No arrests were made, as initial investigations showed that neither the vessel's owner nor the seven other people on board were involved in the crime, officers said.
"This case involves different types of products, from electronic goods such as tablet computers, integrated circuits and hard disks to endangered-species parts that are used mainly in Chinese medicine," said Lam Yau-tak, divisional commander for special investigations of the Customs and Excise Department's Syndicate Crimes Investigation Bureau.
Despite the size of the haul, Lam said the department had not seen a rising trend of smuggling.
The undeclared cargo included 4,200 cameras and lenses, 6,200 tablet computers, 42,000 computer hard disks, 165,000 liquid-crystal-display panels, 7,800 computer motherboards and 900,000 integrated circuits.
The electronic products were worth HK$59.1 million and included goods made by Apple, Samsung, Canon, Nikon, Fuji and Toshiba. Officers also seized 200kg of endangered-species products including ivory, pangolin scales and dried sea horse with a total value of HK$900,000.
The contraband was camouflaged behind about 180 bags of industrial-use polyethylene balls near the doors of the three 45-foot containers, the department said. The polyethylene balls occupied only 10 per cent of the space inside the containers.
Officers are seeking the person in charge of the ferry piers involved, the consignor and consignee of the haul.

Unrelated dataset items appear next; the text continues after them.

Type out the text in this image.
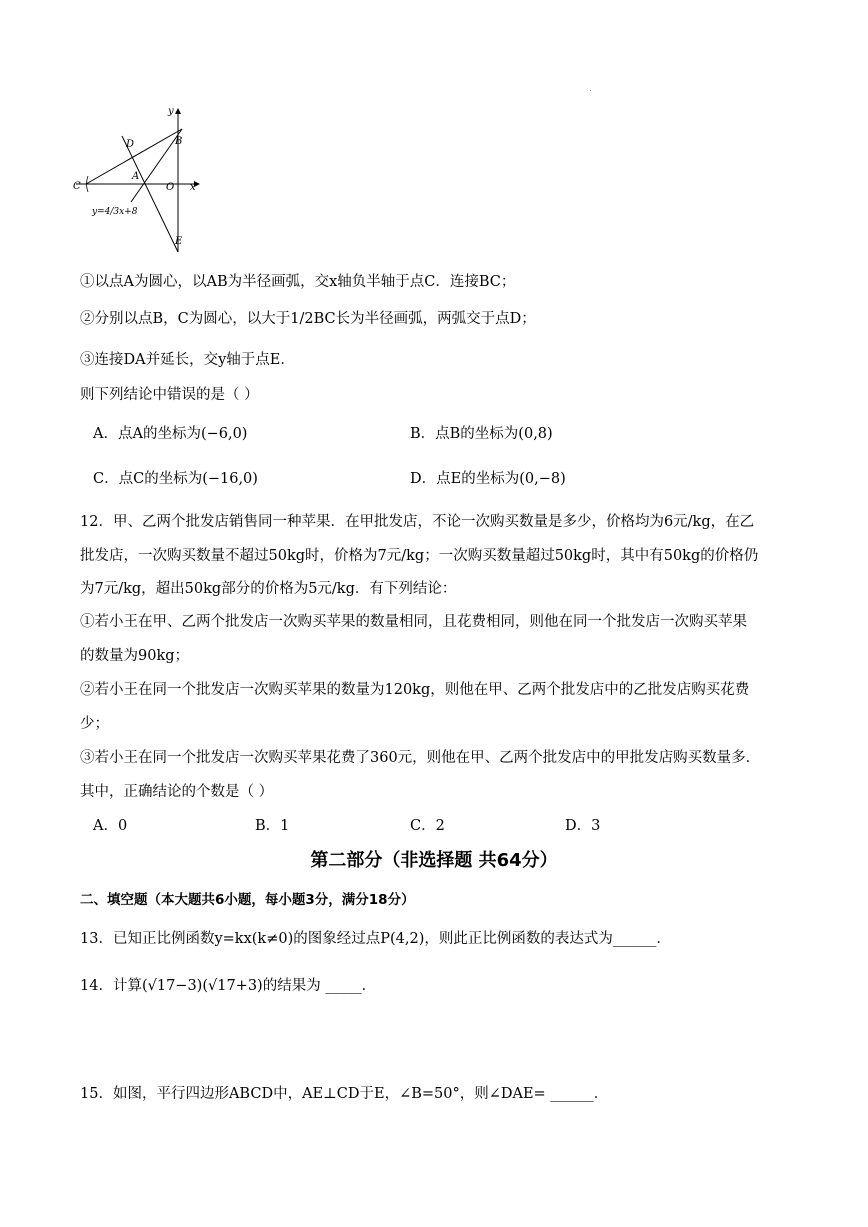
C
D	B
A
O x
y
E
y=4/3x+8
①以点A为圆心，以AB为半径画弧，交x轴负半轴于点C．连接BC；
②分别以点B，C为圆心，以大于1/2BC长为半径画弧，两弧交于点D；
③连接DA并延长，交y轴于点E．
则下列结论中错误的是（ ）
A．点A的坐标为(−6,0)	B．点B的坐标为(0,8)
C．点C的坐标为(−16,0)	D．点E的坐标为(0,−8)
12．甲、乙两个批发店销售同一种苹果．在甲批发店，不论一次购买数量是多少，价格均为6元/kg，在乙
批发店，一次购买数量不超过50kg时，价格为7元/kg；一次购买数量超过50kg时，其中有50kg的价格仍
为7元/kg，超出50kg部分的价格为5元/kg．有下列结论：
①若小王在甲、乙两个批发店一次购买苹果的数量相同，且花费相同，则他在同一个批发店一次购买苹果
的数量为90kg；
②若小王在同一个批发店一次购买苹果的数量为120kg，则他在甲、乙两个批发店中的乙批发店购买花费
少；
③若小王在同一个批发店一次购买苹果花费了360元，则他在甲、乙两个批发店中的甲批发店购买数量多．
其中，正确结论的个数是（ ）
A．0	B．1	C．2	D．3
第二部分（非选择题 共64分）
二、填空题（本大题共6小题，每小题3分，满分18分）
13．已知正比例函数y=kx(k≠0)的图象经过点P(4,2)，则此正比例函数的表达式为______．
14．计算(√17−3)(√17+3)的结果为 _____．
15．如图，平行四边形ABCD中，AE⊥CD于E，∠B=50°，则∠DAE= ______．
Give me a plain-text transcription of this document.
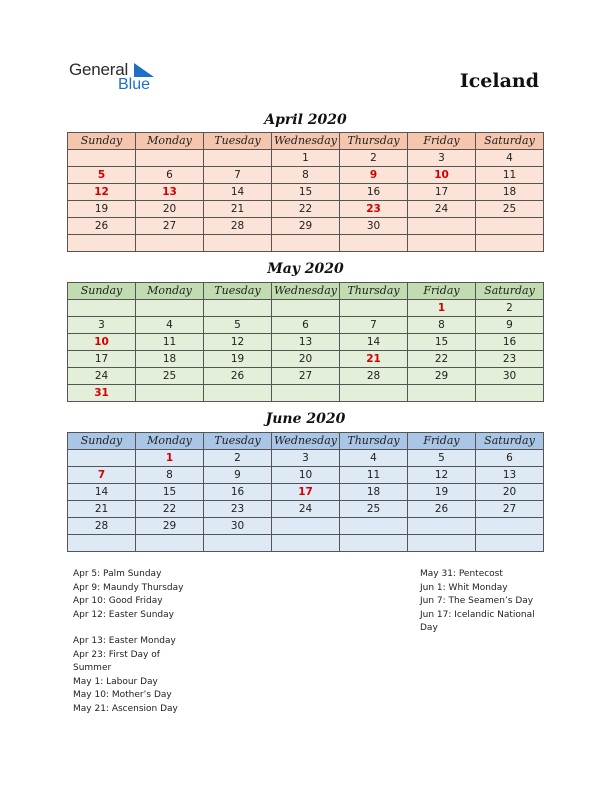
General
Blue	Iceland
April 2020
Sunday	Monday	Tuesday	Wednesday	Thursday	Friday	Saturday
			1	2	3	4
5	6	7	8	9	10	11
12	13	14	15	16	17	18
19	20	21	22	23	24	25
26	27	28	29	30		

May 2020
Sunday	Monday	Tuesday	Wednesday	Thursday	Friday	Saturday
					1	2
3	4	5	6	7	8	9
10	11	12	13	14	15	16
17	18	19	20	21	22	23
24	25	26	27	28	29	30
31						
June 2020
Sunday	Monday	Tuesday	Wednesday	Thursday	Friday	Saturday
	1	2	3	4	5	6
7	8	9	10	11	12	13
14	15	16	17	18	19	20
21	22	23	24	25	26	27
28	29	30				

Apr 5: Palm Sunday
Apr 9: Maundy Thursday
Apr 10: Good Friday
Apr 12: Easter Sunday
Apr 13: Easter Monday
Apr 23: First Day of Summer
May 1: Labour Day
May 10: Mother’s Day
May 21: Ascension Day
May 31: Pentecost
Jun 1: Whit Monday
Jun 7: The Seamen’s Day
Jun 17: Icelandic National Day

"It is possible that some people or logistics companies collect illicit goods from local customers and then transport them to the mainland through their smuggling channels," Lam said. "This is one of the main directions our investigations is taking."
The offence of exporting unmanifested cargo carries a penalty of up to seven years in jail and a HK$2-million fine.
In October 2008, customs cracked the city's largest case of smuggling on a river trade vessel, also in Tuen Mun. The haul, worth HK$200 million, included ginseng, precious metals and electronic components.